Sconti RC auto e testimoni per gli incidenti: le nuove norme antifrode

> Diritto e Fisco Pubblicato il 16 dicembre 2013



Sulle tariffe Rc auto sconto minimo del 7% con la “scatola nera”; i testimoni dovranno essere indicati solo nella denuncia di sinistro salvo se si dimostrerà che non li si conosceva prima; chi si rivolgerà a officine convenzionate con le compagnie avrà diritto a risparmiare dal 5 al 10% e il 4% se non cede il credito.

Sono arrivate le nuove norme che rivoluzionano il codice della strada e le RC auto. Il Governo ha appena approvato il Decreto Legge “Destinazione Italia“, contenente – tra l’altro – novità in materia di polizze assicurative, incidenti stradali, scatola nera. Ma vediamo da vicino quali sono le novità appena approvate.

Scatola nera

L’automobilista potrà usufruire di sconti “fissi” sulla polizza Rc auto se accetterà di far montare, a bordo del veicolo, la scatola nera.

Viene modificata l’iniziale impostazione della legge [1]: per cui oggi le assicurazioni non sono più obbligate a offrire ai clienti delle polizze che prevedano lo sconto per la scatola nera. Ma se lo disporranno, la riduzione dell’importo del premio dovrà essere minimo del 7%.

È facile intuire la portata tutt’altro che innovativa della disposizione in commento, la cui iniziale rigidità è stata corretta proprio per le proteste delle assicurazioni, spaventate dagli sconti “imposti”. Peraltro le Compagnie hanno già annunciato – qualora il Parlamento non elimini il limite del 7% – un ricorso alla Corte di Giustizia UE, per violazione della libertà d’impresa.

In ogni caso, le risultanze della scatola nera faranno “piena prova” sulle circostanze dell’incidente e anche il giudice dovrà attenervisi, salvo che la parte sfavorita dai dati registrati dall’apparecchio riesca a dimostrare che esso non funzionava.

Anche questa appare una novità non di poco conto. Essa infatti introduce un nuovo concetto di “prova” all’interno del codice di procedura civile: una prova atipica e, tuttavia, suscettibile di vincolare il giudice quasi con la stessa forza di un atto notarile.

Sconti sulle polizze in caso di sinistro

Il decreto legge prevede sconti sulle polizze nei seguenti casi:

1) chi accetta il risarcimento in forma specifica (cioè la riparazione in un’officina scelta dalla compagnia) otterrà uno sconto del 5% sulla polizza (che salirà al 10% nelle aree a maggior rischio di frodi, da individuare con decreto del ministero dello Sviluppo economico). L’assicurato può comunque chiedere che la riparazione sia effettuata da un autoriparatore di propria fiducia il quale, previa presentazione di fattura, riceverà direttamente dall’assicurazione la somma dovuta.

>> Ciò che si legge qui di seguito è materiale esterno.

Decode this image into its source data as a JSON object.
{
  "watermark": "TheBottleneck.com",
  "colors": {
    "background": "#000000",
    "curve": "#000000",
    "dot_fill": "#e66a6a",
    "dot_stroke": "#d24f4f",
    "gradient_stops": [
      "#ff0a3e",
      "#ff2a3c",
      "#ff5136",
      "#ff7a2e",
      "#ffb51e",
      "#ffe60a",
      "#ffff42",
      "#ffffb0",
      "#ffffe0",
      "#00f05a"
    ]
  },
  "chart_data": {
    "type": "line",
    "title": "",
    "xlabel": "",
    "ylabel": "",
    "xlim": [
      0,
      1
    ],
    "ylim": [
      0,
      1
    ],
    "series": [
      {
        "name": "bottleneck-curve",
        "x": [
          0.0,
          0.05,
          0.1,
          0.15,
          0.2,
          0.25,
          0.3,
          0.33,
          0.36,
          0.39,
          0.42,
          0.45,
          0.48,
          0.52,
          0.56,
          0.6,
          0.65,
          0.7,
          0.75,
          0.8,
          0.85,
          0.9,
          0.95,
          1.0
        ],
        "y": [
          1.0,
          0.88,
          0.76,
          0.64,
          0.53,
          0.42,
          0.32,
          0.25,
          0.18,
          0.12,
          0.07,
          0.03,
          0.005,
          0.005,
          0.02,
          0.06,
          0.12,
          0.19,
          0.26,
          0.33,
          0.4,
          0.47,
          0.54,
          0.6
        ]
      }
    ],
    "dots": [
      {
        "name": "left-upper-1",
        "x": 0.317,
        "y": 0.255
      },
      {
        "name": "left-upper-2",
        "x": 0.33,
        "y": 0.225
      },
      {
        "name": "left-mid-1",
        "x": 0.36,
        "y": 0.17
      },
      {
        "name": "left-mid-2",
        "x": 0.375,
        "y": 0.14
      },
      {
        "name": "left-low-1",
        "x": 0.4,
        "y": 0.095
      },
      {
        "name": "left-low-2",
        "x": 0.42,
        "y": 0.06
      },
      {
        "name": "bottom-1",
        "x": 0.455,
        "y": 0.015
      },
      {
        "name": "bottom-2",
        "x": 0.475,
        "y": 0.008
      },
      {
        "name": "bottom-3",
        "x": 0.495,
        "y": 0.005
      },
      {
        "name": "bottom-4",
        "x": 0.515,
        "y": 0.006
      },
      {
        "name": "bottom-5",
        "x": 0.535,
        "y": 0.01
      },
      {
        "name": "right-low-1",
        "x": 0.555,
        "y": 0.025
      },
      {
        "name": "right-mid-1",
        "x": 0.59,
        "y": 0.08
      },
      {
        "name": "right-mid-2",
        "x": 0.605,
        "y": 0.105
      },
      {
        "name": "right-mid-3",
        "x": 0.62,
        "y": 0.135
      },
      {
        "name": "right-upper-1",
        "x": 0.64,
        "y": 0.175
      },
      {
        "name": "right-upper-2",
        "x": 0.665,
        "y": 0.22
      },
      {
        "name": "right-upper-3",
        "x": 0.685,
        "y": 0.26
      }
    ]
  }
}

2) se l’automobilista sta attendendo il risarcimento dalla propria compagnia per il sinistro subìto, qualora s’impegni a rinunciare alla facoltà di cedere tale credito al proprio carrozziere (facoltà che gli è concessa ormai dalla giurisprudenza) avrà diritto a uno sconto del 4% sulla polizza.

Tale divieto scaturisce dall’esigenza di impedire accordi “fraudolenti” tra cedente (danneggiato) e cessionario (es. carrozziere) e consistenti nella cessione (es: al carrozziere) di un credito (il diritto al risarcimento del danno) la cui entità aumenta “artificiosamente” in sede di fatturazione dei lavori. Con tale intervento normativo il credito sarà cedibile solo con l’assenso della compagnia. Se la compagnia non acconsente alla cessione, però, l’assicurato ha diritto alla riduzione del premio in misura non inferiore al 4 per cento;

3) ci sarà infine una riduzione del premio pari al 7% se l’assicurato accetti la clausola contrattuale – che le assicurazioni devono obbligatoriamente proporre – in virtù della quale le prestazioni di servizi medico-sanitari a seguito del sinistro devono essere effettuate da professionisti retribuiti direttamente dalle imprese ed elencati sul sito di queste ultime.

Testimoni in caso di sinistri

Come già avevamo annunciato alcune settimane fa (leggi l’articolo “Addio testimoni nelle cause da sinistri stradali: stretta antifrode”), in caso di incidenti con danni solo a cose o a persone ma di lieve entità (lesioni micropermanenti, cioè entro 9 punti di invalidità), ci sarà l’obbligo di indicare i testimoni già con la denuncia di sinistro o la richiesta di risarcimento inviata alla compagnia. I testimoni non indicati in tale documento non potranno essere utilizzati più nell’eventuale successiva causa.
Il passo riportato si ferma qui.